Sur ce point, le chef de l’Etat dira que «le renseignement ne s’accommode ni du spectacle ni du spectaculaire, pour être efficace, requiert surtout de l’intelligence et de la discrétion dans l’action. Il nécessite également une vigilance citoyenne mais aussi un comportement patriotique de chacun».
A côté du domaine militaire, il a reconnu que la poursuite de la bataille contre les défis sécuritaires doit passer également par l’éducation, la formation, l’emploi et le développement inclusif. «Le terrorisme et ses causes doivent être traités partout avec la même détermination et le même ordre de priorité. C’est cela aussi l’approche intégrée. Tant qu’il reste une zone de vulnérabilité, nous continuerons tous d’être exposés à la menace», poursuit Macky Sall.
Sur le cas spécifique des pays qui ont failli comme la Libye occasionnant l’insécurité et qui est devenu un sanctuaire des réseaux mafieux. Sans citer de nom, le chef de l’Etat a lancé des piques à la Communauté internationale. Il dit : «Nous devons faire très attention sur les schémas que nous mettons en œuvre avant d’agir.
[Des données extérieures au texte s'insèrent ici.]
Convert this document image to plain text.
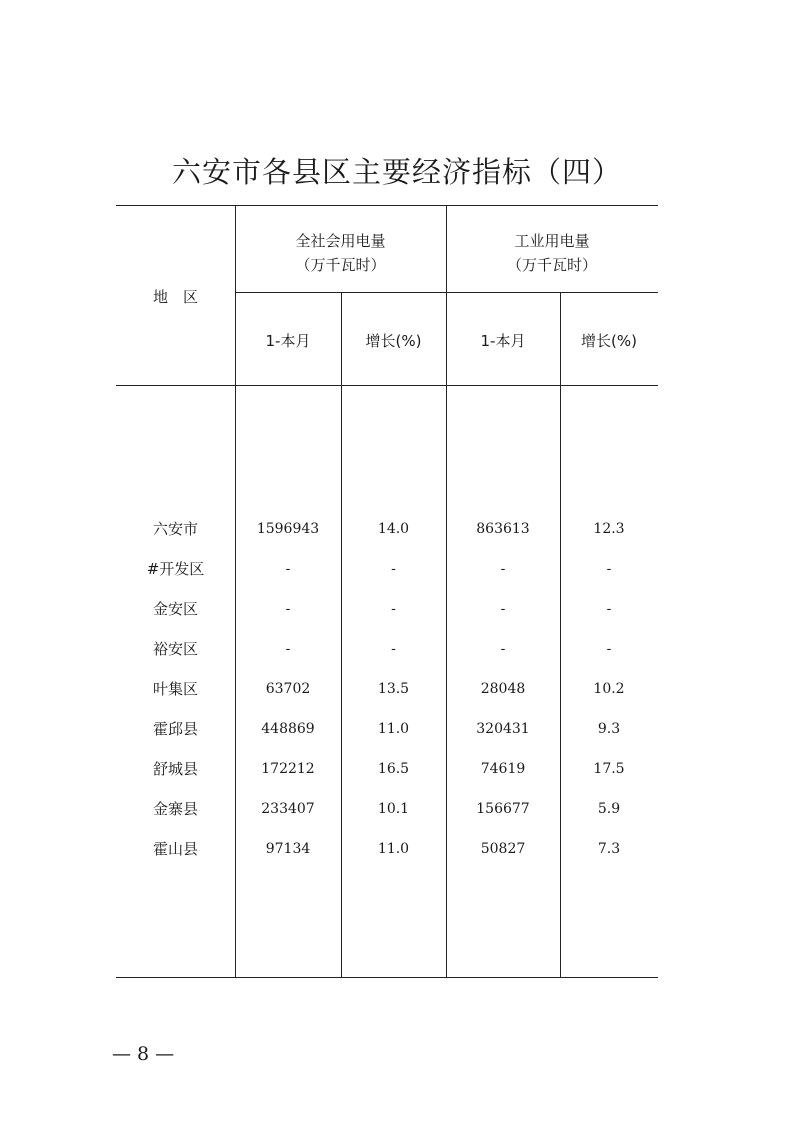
六安市各县区主要经济指标（四）
地　区
全社会用电量
（万千瓦时）
工业用电量
（万千瓦时）
1-本月	增长(%)	1-本月	增长(%)
六安市	1596943	14.0	863613	12.3
#开发区	-	-	-	-
金安区	-	-	-	-
裕安区	-	-	-	-
叶集区	63702	13.5	28048	10.2
霍邱县	448869	11.0	320431	9.3
舒城县	172212	16.5	74619	17.5
金寨县	233407	10.1	156677	5.9
霍山县	97134	11.0	50827	7.3
— 8 —
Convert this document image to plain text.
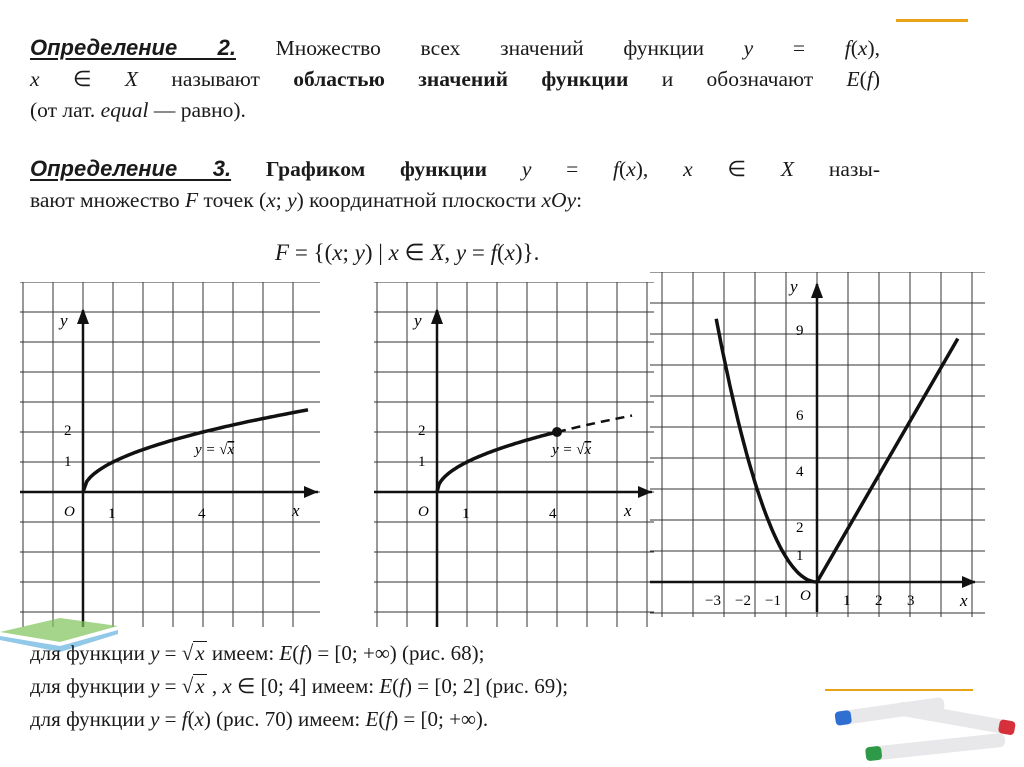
Определение 2. Множество всех значений функции y = f(x),
x ∈ X называют областью значений функции и обозначают E(f)
(от лат. equal — равно).
Определение 3. Графиком функции y = f(x), x ∈ X назы-
вают множество F точек (x; y) координатной плоскости xOy:
F = {(x; y) | x ∈ X, y = f(x)}.
x
y
O 1	4
1
2
y = √x
x
y
O 1	4
1
2
y = √x
x
y
O
−3 −2 −1	1 2 3
1
2
4
6
9
для функции y = √x имеем: E(f) = [0; +∞) (рис. 68);
для функции y = √x , x ∈ [0; 4] имеем: E(f) = [0; 2] (рис. 69);
для функции y = f(x) (рис. 70) имеем: E(f) = [0; +∞).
C’est pourquoi, il faut se garder des solutions toutes faites conçues et appliquées sans concertation avec les Africains. Les conséquences de ces interventions, nous les vivons au Sahel, sont souvent pires que le mal qu’elles étaient censées soigner.» Toujours sur la question de la sécurité en Afrique, Macky Sall a pointé un doigt accusateur à l’extérieur. «Les conflits ne naissent pas de nous-mêmes. Les conflits ont une origine étrangère à l’Afrique. C’est soit des manipulations religieuses, soit c’est des raisons économiques. On veut créer une exploitation dans certaines zones de ressources naturelles, on crée la guerre interne. On crée une rébellion et puis ça dégénère», fulmine-t-il.
Dans son intervention, Macky Sall a parlé aussi de la nécessité de la réforme des opérations de maintien de paix dans le continent avec un financement des pays africains eux-mêmes. «Il faut que les Africains mettent en œuvre la décision qui a été arrêtée à Kigali sur le financement de l’Union africaine en donnant 0,2% de leurs importations sur le continent africain», propose-t-il comme recommandation. Selon lui, cela permettra de «couvrir au moins les 25% les coûts des opérations de maintien de la paix sur le contient voire plus». Et dans le même sillage, il a donné des instructions au ministre de l’Economie et des finances, Amadou Bâ, pour l’application de la mesure par le Sénégal.
Les Présidents malien, Ibra­hima Boubacar Keïta et rwandais sont les seuls chefs d’Etat à prendre part au forum de cette année. Les Présidents français et tchadien ont été respectivement représentés par le ministre des Armées, Florence Parly, et du Premier ministre, Pahimi Pada­cke Albert. Sans oublier la présence du président de la commission de l’Union africaine, le Tchadien Mous­sa Fa­ki Maha­mat.